The next Sunday, he was waiting for me as we descended the balcony after church service. I repeat, the next Sunday. He pulled me off to the side and said, “Cheryl wants to start a Sunday School class in the fall, and she wants to teach with someone. I think you would be perfect. Pray about it.” “The fall” was four weeks away. Cheryl was the wife of our late pastor, who had passed away about three years earlier from brain cancer. She was as well-respected theologically as the pastor, maybe more so. Not intimidating at all, in other words.

I had two immediate thoughts. The first was, “Dude, didn’t we just talk about this like four days ago? Didn’t I make it clear this wasn’t on God’s list of things for me to do? Were you not listening? And aren’t you retiring? Shouldn’t you be out humiliating someone on a racquetball court instead of pestering me again?”

The second was, “Well, yes, of course I’m going to do that. Because that’s what God wants me to do.”

There are a few things you know in life. You don’t know how you know, and you certainly couldn’t explain to someone else how you know, you just know. You know. What was most annoying in that situation is that clearly he knew. Before I did.

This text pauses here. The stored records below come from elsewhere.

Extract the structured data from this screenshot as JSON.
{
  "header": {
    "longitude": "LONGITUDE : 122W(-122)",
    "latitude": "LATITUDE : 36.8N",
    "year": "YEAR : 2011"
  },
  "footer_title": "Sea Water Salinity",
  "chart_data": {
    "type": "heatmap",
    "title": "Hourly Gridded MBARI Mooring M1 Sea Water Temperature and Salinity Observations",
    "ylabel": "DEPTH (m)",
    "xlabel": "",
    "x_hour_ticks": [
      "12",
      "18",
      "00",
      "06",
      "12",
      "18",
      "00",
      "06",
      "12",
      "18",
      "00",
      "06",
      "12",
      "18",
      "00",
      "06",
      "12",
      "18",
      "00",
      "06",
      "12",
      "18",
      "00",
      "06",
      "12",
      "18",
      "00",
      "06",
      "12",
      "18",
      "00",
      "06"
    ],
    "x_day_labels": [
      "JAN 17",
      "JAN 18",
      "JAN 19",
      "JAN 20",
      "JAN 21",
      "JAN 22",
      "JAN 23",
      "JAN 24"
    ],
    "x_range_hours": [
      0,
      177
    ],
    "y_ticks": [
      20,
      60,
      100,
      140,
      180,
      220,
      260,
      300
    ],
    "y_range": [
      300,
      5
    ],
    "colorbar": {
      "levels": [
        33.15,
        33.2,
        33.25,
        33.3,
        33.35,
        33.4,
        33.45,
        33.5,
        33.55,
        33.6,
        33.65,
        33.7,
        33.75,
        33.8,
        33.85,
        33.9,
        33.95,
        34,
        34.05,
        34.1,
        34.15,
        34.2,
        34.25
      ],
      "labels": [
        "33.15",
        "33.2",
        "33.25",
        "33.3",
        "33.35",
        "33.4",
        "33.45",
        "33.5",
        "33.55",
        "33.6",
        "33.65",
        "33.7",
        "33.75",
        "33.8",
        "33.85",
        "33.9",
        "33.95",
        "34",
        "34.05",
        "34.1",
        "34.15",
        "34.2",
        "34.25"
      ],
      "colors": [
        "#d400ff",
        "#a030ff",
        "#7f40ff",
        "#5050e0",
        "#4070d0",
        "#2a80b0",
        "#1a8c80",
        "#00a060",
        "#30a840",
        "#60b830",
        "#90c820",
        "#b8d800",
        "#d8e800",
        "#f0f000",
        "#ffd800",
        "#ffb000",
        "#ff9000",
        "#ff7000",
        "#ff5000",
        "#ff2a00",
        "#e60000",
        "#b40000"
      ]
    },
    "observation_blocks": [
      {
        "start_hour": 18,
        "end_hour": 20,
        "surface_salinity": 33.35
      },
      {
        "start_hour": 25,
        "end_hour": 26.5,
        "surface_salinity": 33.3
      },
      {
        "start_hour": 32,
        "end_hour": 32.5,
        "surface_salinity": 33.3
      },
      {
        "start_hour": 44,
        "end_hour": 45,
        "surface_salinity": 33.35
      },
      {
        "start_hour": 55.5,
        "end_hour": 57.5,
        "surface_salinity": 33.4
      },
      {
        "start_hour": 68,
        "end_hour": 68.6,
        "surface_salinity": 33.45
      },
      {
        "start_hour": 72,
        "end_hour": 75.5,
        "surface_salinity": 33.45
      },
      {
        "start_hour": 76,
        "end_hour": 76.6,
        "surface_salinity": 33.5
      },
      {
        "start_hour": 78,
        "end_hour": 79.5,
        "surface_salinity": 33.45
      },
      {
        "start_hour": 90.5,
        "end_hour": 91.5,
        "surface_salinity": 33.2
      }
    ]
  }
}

It goes without saying I didn’t tell him that. I told him I’d pray about it. (In church circles, that’s known as “No.”) And I did, although only half-heartedly, because I’d already heard the answer. There’s not a lot of point in praying for something God has already told you; at that point, praying is just maneuvering for disobedience. But I couldn’t let the XO know know his ball placement had again been perfect, now could I? Of course not.

Schoeppey (nobody called him Jack) retired to Arkansas a few weeks later. He came back through town the next year, or maybe it was two years. I saw him at church, he asked how class was going, I said fine. “I knew that was going to be good,” he said, “I knew it,” with a PG-13 eating grin on his face the whole time.

Schoeppey passed away Friday, another in a very, very long line of COVID victims. Although I haven’t seen him in fifteen or twenty years, I’m deeply saddened by that. God needs more people in this world who will Make Things Happen for Him, and it grieves me to know that instead of doing that he’s going to be humiliating God on the racquetball court.

I mean, maybe not, but I wouldn’t bet against him.


  1. Where I’m from, that’s the only pronoun for a pastor. We can have that discussion another time.